Da war nichts anderes, kein Busen, keine Weintraube.
Ich blinzelte. Und sah grelles Sonnenlicht, das durch die Rollolöcher zum Zimmer hereinfuhr. Die Bettdecke über meinem Körper war ein Zirkuszelt geworden. Von Maria fehlte aber jede Spur.
„Verdammt“, fluchte ich, zog die Finger aus dem Kissen und machte den Knopf wieder zu. Dann versuchte ich weiterzuschlafen, schnell weiterzuschlafen, um wieder zu träumen. Wieder von Maria. Von Maria und den Früchten ihres Leibes.
Ich schlief wirklich wieder ein.
Aber ich träumte nicht von Maria, sondern von einem abgenutzten Dachshaarpinsel, der so gerne Schlittschuhlaufen würde, aber auf der ganzen Welt gibt es keine Schlittschuhe für Dachshaarpinsel. Und wie so oft erbarme ich mich seiner, wie er doch so weint und sich die Haare rauft, und mache ihm aus Papier und Draht prima Schlittschuhe. Da ist er aber schon zu einem Stück Sachertorte geworden und ich habe ihn aufgegessen und stehe plötzlich alleine da mit zu kleinen Schlittschuhen und Gewissensbissen und es ist ein heißer Sommertag.
Den Traum hab ich jede zweite Nacht. Cleo meint, ich solle nachschauen, was das alles bedeute, in einem Traumdeutungsbuch vielleicht oder im Netz. Aber die Begriffe Dachshaarpinsel, Schlittschuhlaufen und Sachertorte hab ich in dem Zusammenhang bisher noch nicht finden können.
„Frühstück!“, rief meine Mutter. Ich stand gähnend auf und wäre beinahe mürrisch gewesen, bis ich mich daran erinnerte, dass ich mich heute ja tatsächlich mit Maria treffen und das Detektivbüro gründen würde. Gleich zog ich das Rollo hoch, wurde in goldenes Sonnenlicht getaucht und hatte mit einem Mal glänzende Laune.

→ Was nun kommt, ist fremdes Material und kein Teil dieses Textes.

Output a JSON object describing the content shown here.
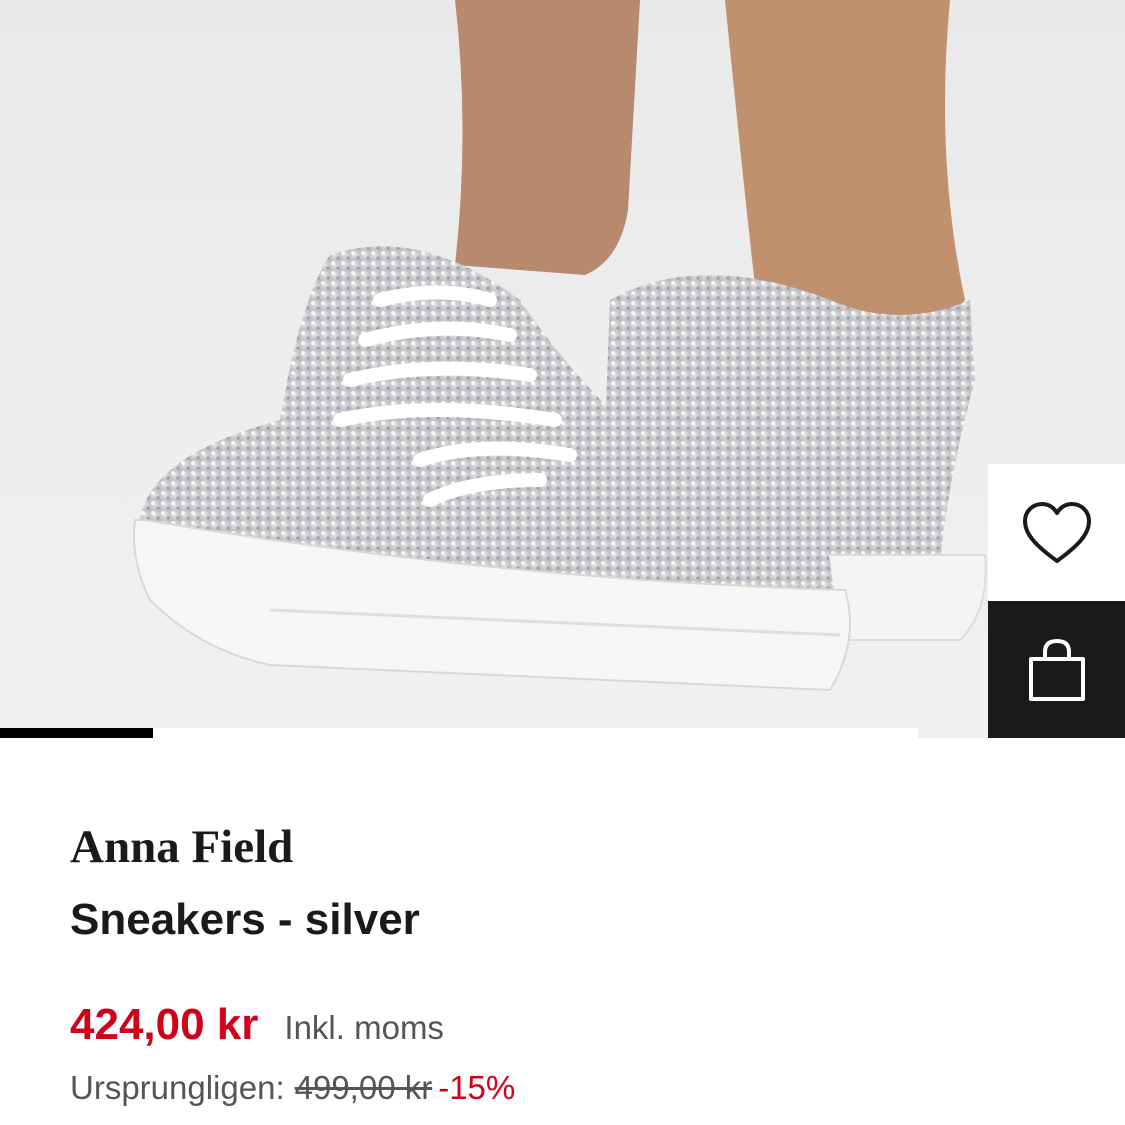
{
  "product": {
    "brand": "Anna Field",
    "name": "Sneakers - silver",
    "price": "424,00 kr",
    "vat_note": "Inkl. moms",
    "original_label": "Ursprungligen:",
    "original_price": "499,00 kr",
    "discount": "-15%",
    "image_index": 1,
    "image_count": 6
  },
  "actions": {
    "wishlist_icon": "heart-outline-icon",
    "cart_icon": "shopping-bag-icon"
  },
  "colors": {
    "price_red": "#d0021b",
    "text_dark": "#1a1a1a",
    "text_muted": "#555555",
    "cart_bg": "#1a1a1a"
  }
}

Ich war Cleo nimmer böse – warum auch? Sollte der doch mit Irg und Jean-Klo Detektiv spielen. Ich hatte die heißeste Braut unserer Klasse bei mir. Fest miteinander verbunden würden wir bald sein, Geheimnisse würden wir miteinander hegen, in manch verhängnisvoller Nacht würde sie sich ängstlich an mich klammern. Wer aus unserer Klasse konnte das schon von sich behaupten?
Ich riss ein Blatt von Cleos Tageskalender herunter. Den hatte er selbst betextet und mir zum dreizehnten Geburtstag geschenkt mit der Mahnung, mich redlich darüber zu freuen. Er sei ein halbes Jahr an den Tagesgedichten gesessen.
Heute las ich folgende Verse (hier verständlich übersetzt aus dem Cleo-Alphabet):
Das Lesbenpärchen Jo und Sabe
diskutiert die Roll’nvergabe.
Jo sagt: „Ich mach den Männerpart,
ich hab ja auch den längern Bart.“
Kopfschüttelnd ging ich zum Frühstück.
Pünktlich um eins, eigentlich sogar etwas überpünktlich, läutete es an der Haustür. Ich hatte bereits alle Vorbereitungen getroffen und in meinem Zimmer zwei Notizblöcke, zwei Kullis, eine Lupe, einen Dachshaarpinsel samt Puder für Fingerabdrücke und einen Teller mit Weintrauben bereitgelegt. Letzterer lag mir besonders am Herzen.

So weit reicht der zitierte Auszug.